Chuck again. today we get Vehicle Sales and the ISM Manufacturing Index , the first one for April and the second one for March. Both should be dollar friendly, but then, you have to be careful because the Fed holds all the cards this afternoon.

To recap. The currencies are taking liberties with the dollar this morning in a rally that began with baby steps yesterday, and carried over, picking up steam in the overnight markets. The talk is all about the Fed continuing QE and not talking about ending it, which plays well with the idea that Chuck gave you last week! Canada posts a strong GDP for Feb, and the loonie is heading toward parity again! It's all about the Fed's announcement this afternoon.
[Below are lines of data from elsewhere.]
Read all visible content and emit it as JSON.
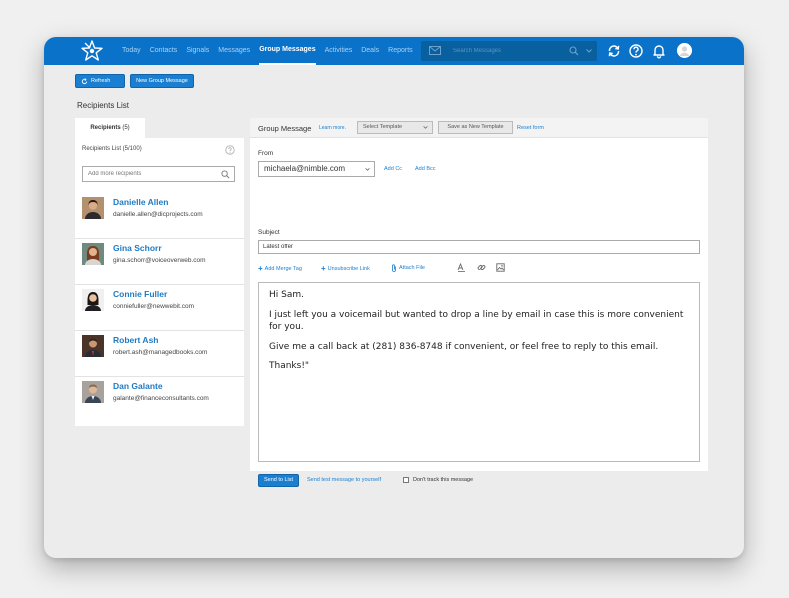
{
  "nav": {
    "items": [
      {
        "label": "Today",
        "active": false
      },
      {
        "label": "Contacts",
        "active": false
      },
      {
        "label": "Signals",
        "active": false
      },
      {
        "label": "Messages",
        "active": false
      },
      {
        "label": "Group Messages",
        "active": true
      },
      {
        "label": "Activities",
        "active": false
      },
      {
        "label": "Deals",
        "active": false
      },
      {
        "label": "Reports",
        "active": false
      }
    ],
    "search_placeholder": "Search Messages"
  },
  "toolbar": {
    "refresh_label": "Refresh",
    "new_group_label": "New Group Message"
  },
  "recipients": {
    "section_title": "Recipients List",
    "tab_label": "Recipients",
    "tab_count": "(5)",
    "list_count": "Recipients List (5/100)",
    "add_placeholder": "Add more recipients",
    "contacts": [
      {
        "name": "Danielle Allen",
        "email": "danielle.allen@dicprojects.com"
      },
      {
        "name": "Gina Schorr",
        "email": "gina.schorr@voiceoverweb.com"
      },
      {
        "name": "Connie Fuller",
        "email": "conniefuller@newwebit.com"
      },
      {
        "name": "Robert Ash",
        "email": "robert.ash@managedbooks.com"
      },
      {
        "name": "Dan Galante",
        "email": "galante@financeconsultants.com"
      }
    ]
  },
  "composer": {
    "title": "Group Message",
    "learn_more": "Learn more.",
    "select_template": "Select Template",
    "save_template": "Save as New Template",
    "reset_form": "Reset form",
    "from_label": "From",
    "from_value": "michaela@nimble.com",
    "add_cc": "Add Cc",
    "add_bcc": "Add Bcc",
    "subject_label": "Subject",
    "subject_value": "Latest offer",
    "add_merge_tag": "Add Merge Tag",
    "unsubscribe_link": "Unsubscribe Link",
    "attach_file": "Attach File",
    "body": [
      "Hi Sam.",
      "I just left you a voicemail but wanted to drop a line by email in case this is more convenient for you.",
      "Give me a call back at  (281) 836-8748 if convenient, or feel free to reply to this email.",
      "Thanks!\""
    ],
    "send_label": "Send to List",
    "test_label": "Send test message to yourself",
    "dont_track": "Don't track this message"
  },
  "colors": {
    "brand": "#0a73c9",
    "link": "#1a7fd0",
    "contact_name": "#1f7ac4"
  }
}
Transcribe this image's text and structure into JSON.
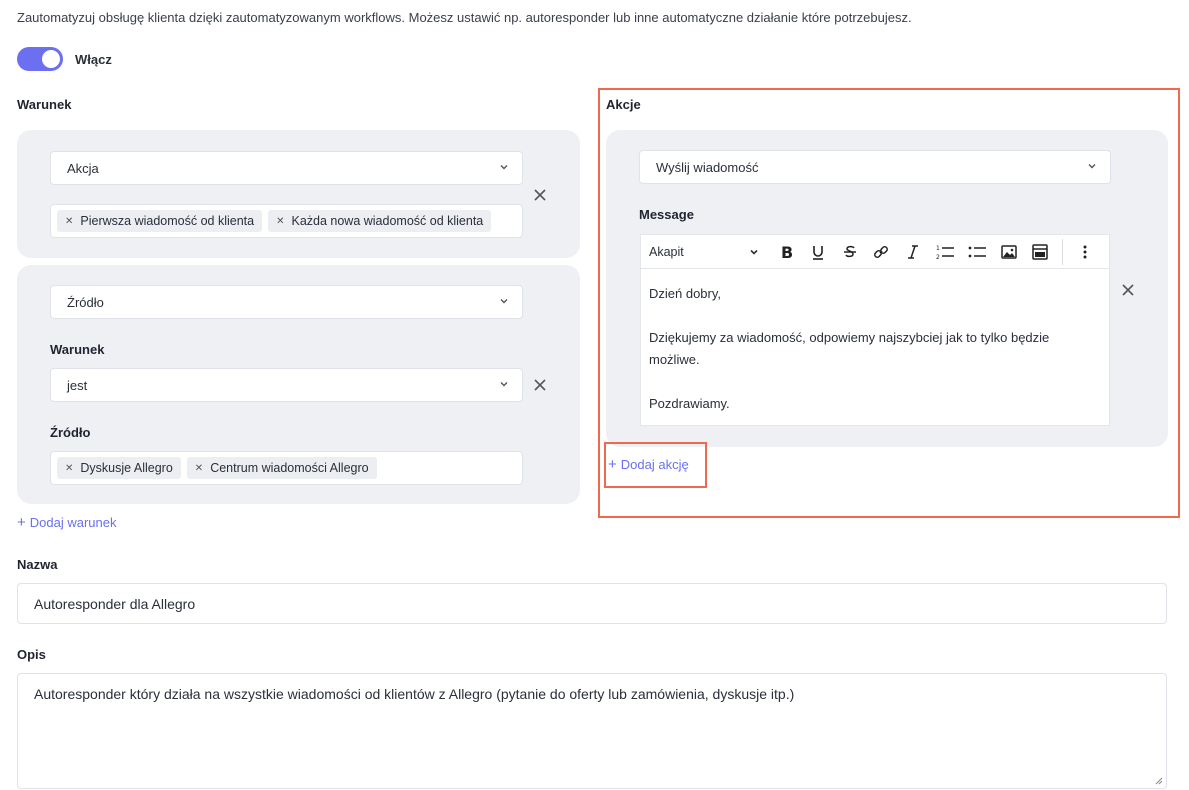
{
  "intro_text": "Zautomatyzuj obsługę klienta dzięki zautomatyzowanym workflows. Możesz ustawić np. autoresponder lub inne automatyczne działanie które potrzebujesz.",
  "toggle": {
    "label": "Włącz",
    "on": true
  },
  "conditions": {
    "title": "Warunek",
    "card1": {
      "select_value": "Akcja",
      "tags": [
        "Pierwsza wiadomość od klienta",
        "Każda nowa wiadomość od klienta"
      ]
    },
    "card2": {
      "select_value": "Źródło",
      "condition_label": "Warunek",
      "condition_value": "jest",
      "source_label": "Źródło",
      "tags": [
        "Dyskusje Allegro",
        "Centrum wiadomości Allegro"
      ]
    },
    "add_label": "Dodaj warunek"
  },
  "actions": {
    "title": "Akcje",
    "select_value": "Wyślij wiadomość",
    "message_label": "Message",
    "format_value": "Akapit",
    "message_lines": [
      "Dzień dobry,",
      "",
      "Dziękujemy za wiadomość, odpowiemy najszybciej jak to tylko będzie możliwe.",
      "",
      "Pozdrawiamy."
    ],
    "add_label": "Dodaj akcję"
  },
  "name": {
    "label": "Nazwa",
    "value": "Autoresponder dla Allegro"
  },
  "description": {
    "label": "Opis",
    "value": "Autoresponder który działa na wszystkie wiadomości od klientów z Allegro (pytanie do oferty lub zamówienia, dyskusje itp.)"
  },
  "colors": {
    "accent": "#6b6ff0",
    "highlight": "#ee6a4f",
    "card": "#eef0f4"
  }
}
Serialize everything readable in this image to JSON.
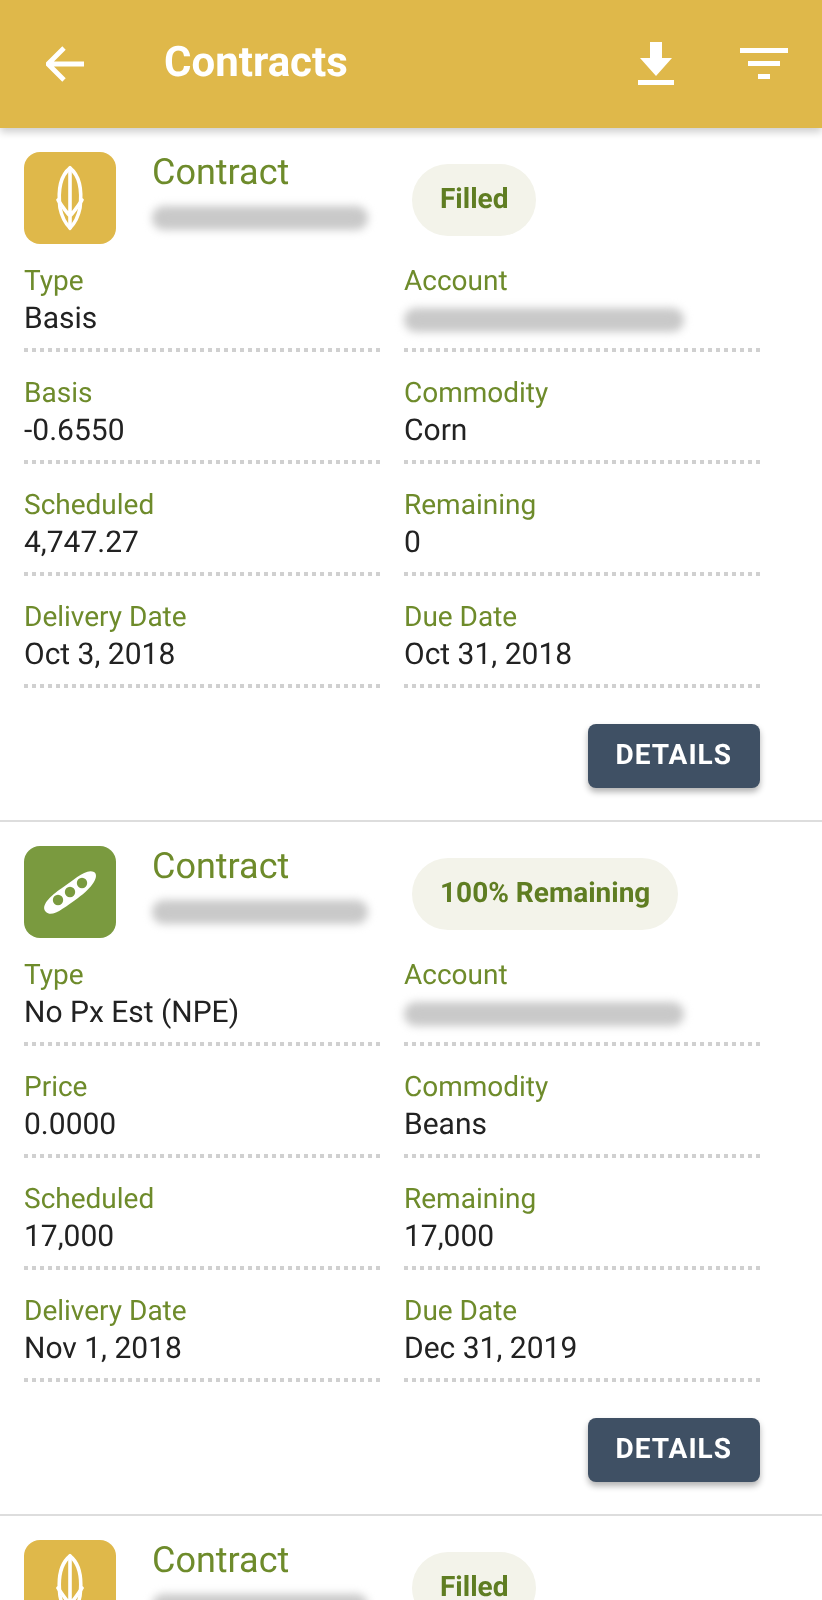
{
  "app_bar": {
    "title": "Contracts"
  },
  "contracts": [
    {
      "kind": "corn",
      "title": "Contract",
      "status": "Filled",
      "fields": [
        {
          "label": "Type",
          "value": "Basis",
          "kind": "text"
        },
        {
          "label": "Account",
          "kind": "redacted"
        },
        {
          "label": "Basis",
          "value": "-0.6550",
          "kind": "text"
        },
        {
          "label": "Commodity",
          "value": "Corn",
          "kind": "text"
        },
        {
          "label": "Scheduled",
          "value": "4,747.27",
          "kind": "text"
        },
        {
          "label": "Remaining",
          "value": "0",
          "kind": "text"
        },
        {
          "label": "Delivery Date",
          "value": "Oct 3, 2018",
          "kind": "text"
        },
        {
          "label": "Due Date",
          "value": "Oct 31, 2018",
          "kind": "text"
        }
      ],
      "action": "DETAILS"
    },
    {
      "kind": "bean",
      "title": "Contract",
      "status": "100% Remaining",
      "fields": [
        {
          "label": "Type",
          "value": "No Px Est (NPE)",
          "kind": "text"
        },
        {
          "label": "Account",
          "kind": "redacted"
        },
        {
          "label": "Price",
          "value": "0.0000",
          "kind": "text"
        },
        {
          "label": "Commodity",
          "value": "Beans",
          "kind": "text"
        },
        {
          "label": "Scheduled",
          "value": "17,000",
          "kind": "text"
        },
        {
          "label": "Remaining",
          "value": "17,000",
          "kind": "text"
        },
        {
          "label": "Delivery Date",
          "value": "Nov 1, 2018",
          "kind": "text"
        },
        {
          "label": "Due Date",
          "value": "Dec 31, 2019",
          "kind": "text"
        }
      ],
      "action": "DETAILS"
    },
    {
      "kind": "corn",
      "title": "Contract",
      "status": "Filled"
    }
  ]
}
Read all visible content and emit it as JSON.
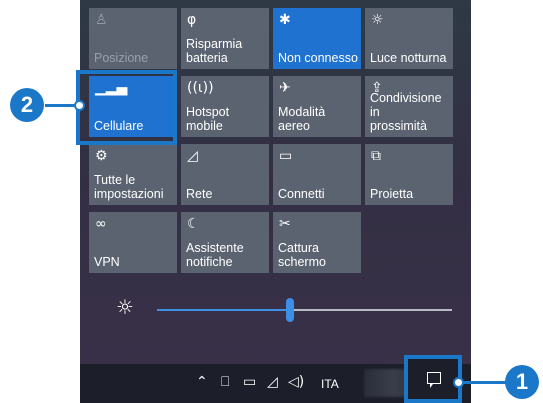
{
  "colors": {
    "accent": "#1f72cf",
    "tile": "#5b6371",
    "callout": "#1b78c8"
  },
  "tiles": [
    {
      "label": "Posizione",
      "icon": "location-icon",
      "glyph": "♙",
      "active": false,
      "dim": true
    },
    {
      "label": "Risparmia\nbatteria",
      "icon": "battery-saver-icon",
      "glyph": "φ",
      "active": false,
      "dim": false
    },
    {
      "label": "Non connesso",
      "icon": "bluetooth-icon",
      "glyph": "✱",
      "active": true,
      "dim": false
    },
    {
      "label": "Luce notturna",
      "icon": "night-light-icon",
      "glyph": "☼",
      "active": false,
      "dim": false
    },
    {
      "label": "Cellulare",
      "icon": "cellular-signal-icon",
      "glyph": "▁▂▄",
      "active": true,
      "dim": false
    },
    {
      "label": "Hotspot mobile",
      "icon": "hotspot-icon",
      "glyph": "((ι))",
      "active": false,
      "dim": false
    },
    {
      "label": "Modalità aereo",
      "icon": "airplane-icon",
      "glyph": "✈",
      "active": false,
      "dim": false
    },
    {
      "label": "Condivisione in\nprossimità",
      "icon": "nearby-sharing-icon",
      "glyph": "⇪",
      "active": false,
      "dim": false
    },
    {
      "label": "Tutte le\nimpostazioni",
      "icon": "settings-gear-icon",
      "glyph": "⚙",
      "active": false,
      "dim": false
    },
    {
      "label": "Rete",
      "icon": "network-icon",
      "glyph": "◿",
      "active": false,
      "dim": false
    },
    {
      "label": "Connetti",
      "icon": "connect-icon",
      "glyph": "▭",
      "active": false,
      "dim": false
    },
    {
      "label": "Proietta",
      "icon": "project-icon",
      "glyph": "⧉",
      "active": false,
      "dim": false
    },
    {
      "label": "VPN",
      "icon": "vpn-icon",
      "glyph": "∞",
      "active": false,
      "dim": false
    },
    {
      "label": "Assistente\nnotifiche",
      "icon": "focus-assist-icon",
      "glyph": "☾",
      "active": false,
      "dim": false
    },
    {
      "label": "Cattura\nschermo",
      "icon": "screen-snip-icon",
      "glyph": "✂",
      "active": false,
      "dim": false
    }
  ],
  "brightness": {
    "icon": "brightness-icon",
    "level": 0.45
  },
  "tray": {
    "icons": [
      "chevron-up-icon",
      "touch-keyboard-icon",
      "battery-icon",
      "wifi-icon",
      "volume-icon"
    ],
    "glyphs": [
      "⌃",
      "⌨",
      "▭",
      "◿",
      "🕪"
    ],
    "language": "ITA"
  },
  "callouts": {
    "one": "1",
    "two": "2"
  }
}
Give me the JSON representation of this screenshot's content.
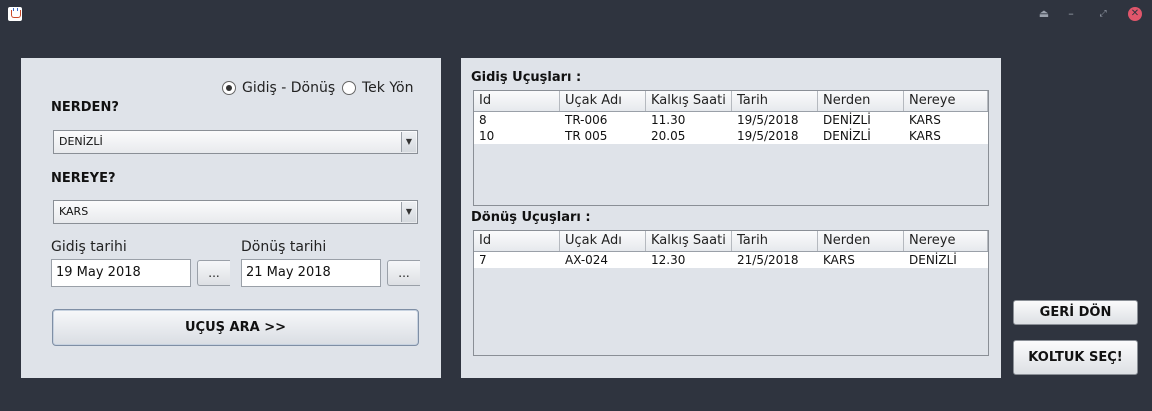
{
  "titlebar": {
    "controls": [
      "eject-icon",
      "minimize-icon",
      "restore-icon",
      "close-icon"
    ]
  },
  "search": {
    "trip_type": {
      "round_trip_label": "Gidiş - Dönüş",
      "one_way_label": "Tek Yön",
      "selected": "round_trip"
    },
    "from_label": "NERDEN?",
    "from_value": "DENİZLİ",
    "to_label": "NEREYE?",
    "to_value": "KARS",
    "depart_date_label": "Gidiş tarihi",
    "depart_date_value": "19 May 2018",
    "return_date_label": "Dönüş tarihi",
    "return_date_value": "21 May 2018",
    "picker_label": "...",
    "search_button": "UÇUŞ ARA >>"
  },
  "outbound": {
    "title": "Gidiş Uçuşları :",
    "columns": [
      "Id",
      "Uçak Adı",
      "Kalkış Saati",
      "Tarih",
      "Nerden",
      "Nereye"
    ],
    "rows": [
      [
        "8",
        "TR-006",
        "11.30",
        "19/5/2018",
        "DENİZLİ",
        "KARS"
      ],
      [
        "10",
        "TR 005",
        "20.05",
        "19/5/2018",
        "DENİZLİ",
        "KARS"
      ]
    ]
  },
  "return": {
    "title": "Dönüş Uçuşları :",
    "columns": [
      "Id",
      "Uçak Adı",
      "Kalkış Saati",
      "Tarih",
      "Nerden",
      "Nereye"
    ],
    "rows": [
      [
        "7",
        "AX-024",
        "12.30",
        "21/5/2018",
        "KARS",
        "DENİZLİ"
      ]
    ]
  },
  "actions": {
    "back_button": "GERİ DÖN",
    "select_seat_button": "KOLTUK SEÇ!"
  },
  "colors": {
    "window_bg": "#2f343f",
    "panel_bg": "#dfe3e9",
    "close_button": "#e0566b"
  }
}
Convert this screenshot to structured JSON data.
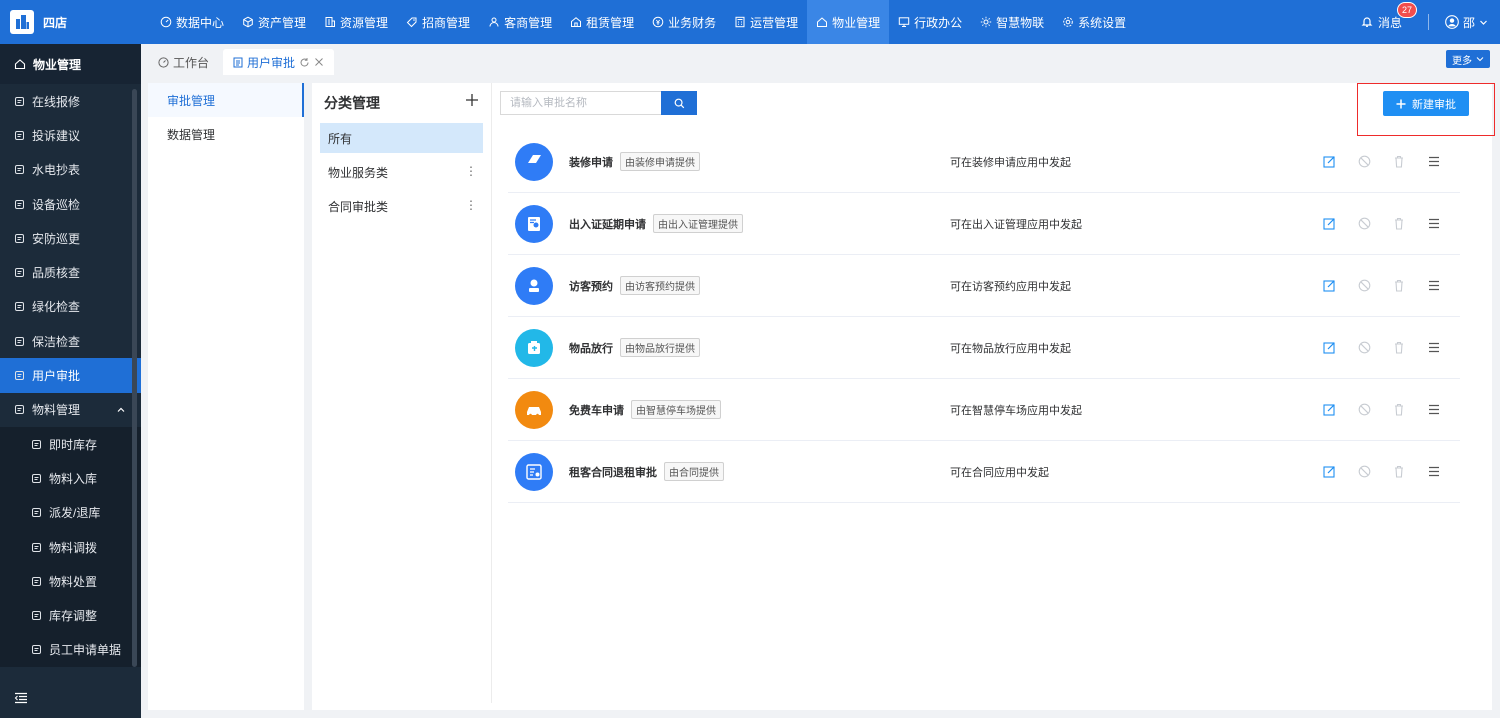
{
  "brand": {
    "name": "四店"
  },
  "topnav": [
    {
      "label": "数据中心",
      "icon": "dashboard-icon"
    },
    {
      "label": "资产管理",
      "icon": "cube-icon"
    },
    {
      "label": "资源管理",
      "icon": "building-icon"
    },
    {
      "label": "招商管理",
      "icon": "tag-icon"
    },
    {
      "label": "客商管理",
      "icon": "users-icon"
    },
    {
      "label": "租赁管理",
      "icon": "house-icon"
    },
    {
      "label": "业务财务",
      "icon": "coin-icon"
    },
    {
      "label": "运营管理",
      "icon": "calculator-icon"
    },
    {
      "label": "物业管理",
      "icon": "home-icon",
      "active": true
    },
    {
      "label": "行政办公",
      "icon": "monitor-icon"
    },
    {
      "label": "智慧物联",
      "icon": "sun-icon"
    },
    {
      "label": "系统设置",
      "icon": "gear-icon"
    }
  ],
  "header": {
    "messages_label": "消息",
    "messages_count": "27",
    "user_name": "邵"
  },
  "sidebar": {
    "title": "物业管理",
    "items": [
      {
        "label": "在线报修"
      },
      {
        "label": "投诉建议"
      },
      {
        "label": "水电抄表"
      },
      {
        "label": "设备巡检"
      },
      {
        "label": "安防巡更"
      },
      {
        "label": "品质核查"
      },
      {
        "label": "绿化检查"
      },
      {
        "label": "保洁检查"
      },
      {
        "label": "用户审批"
      },
      {
        "label": "物料管理"
      }
    ],
    "sub_items": [
      {
        "label": "即时库存"
      },
      {
        "label": "物料入库"
      },
      {
        "label": "派发/退库"
      },
      {
        "label": "物料调拨"
      },
      {
        "label": "物料处置"
      },
      {
        "label": "库存调整"
      },
      {
        "label": "员工申请单据"
      }
    ]
  },
  "tabs": [
    {
      "label": "工作台"
    },
    {
      "label": "用户审批"
    }
  ],
  "more_label": "更多",
  "panel1": {
    "items": [
      {
        "label": "审批管理"
      },
      {
        "label": "数据管理"
      }
    ]
  },
  "category": {
    "title": "分类管理",
    "items": [
      {
        "label": "所有"
      },
      {
        "label": "物业服务类"
      },
      {
        "label": "合同审批类"
      }
    ]
  },
  "search": {
    "placeholder": "请输入审批名称",
    "value": ""
  },
  "new_button_label": "新建审批",
  "colors": {
    "primary": "#1f6fd6",
    "highlight": "#ee2b2b"
  },
  "approvals": [
    {
      "name": "装修申请",
      "tag": "由装修申请提供",
      "desc": "可在装修申请应用中发起",
      "icon_color": "#2f7cf6"
    },
    {
      "name": "出入证延期申请",
      "tag": "由出入证管理提供",
      "desc": "可在出入证管理应用中发起",
      "icon_color": "#2f7cf6"
    },
    {
      "name": "访客预约",
      "tag": "由访客预约提供",
      "desc": "可在访客预约应用中发起",
      "icon_color": "#2f7cf6"
    },
    {
      "name": "物品放行",
      "tag": "由物品放行提供",
      "desc": "可在物品放行应用中发起",
      "icon_color": "#22b8e8"
    },
    {
      "name": "免费车申请",
      "tag": "由智慧停车场提供",
      "desc": "可在智慧停车场应用中发起",
      "icon_color": "#f28a10"
    },
    {
      "name": "租客合同退租审批",
      "tag": "由合同提供",
      "desc": "可在合同应用中发起",
      "icon_color": "#2f7cf6"
    }
  ]
}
Currencies today 5/1/13. American Style: A$ $1.0355, kiwi .8565, C$ .9945, euro 1.3225, sterling 1.5570, Swiss $1.0790, . European Style: rand 8.9560, krone 5.7405, SEK 6.45, forint 226, zloty 3.1455, koruna 19.4325, RUB 31.12, yen 97.45, sing 1.2310, HKD 7.7605, INR 53.80, China 6.2208, pesos 12.13, BRL 2.00, Dollar Index 81.47, Oil $92.54, 10-year 1.67%, Silver $23.92, and Gold. $1,466.28

That's it for today. Thanks to good friend and colleague, Jack Stapleton, for the invite to the hockey game last night. I did a bad thing though, with the Blues leading 1-0 with 4 minutes remaining, I headed out so that I wouldn't get in the middle of thousands of people, that kick my cane out from under me. I got to my car and saw that the Kings had tied the Blues and they were headed to overtime. I should have stayed. But as I told my wife when I got home, I would have been one p.. ed off puppy had I been there to watch them tie the game! A day game at Busch Stadium today.. it's supposed to be sunny and 80. I'll be heading downtown for the game. can't wait! OK.. this is late again. Let's get out there and make this a Wonderful Wednesday!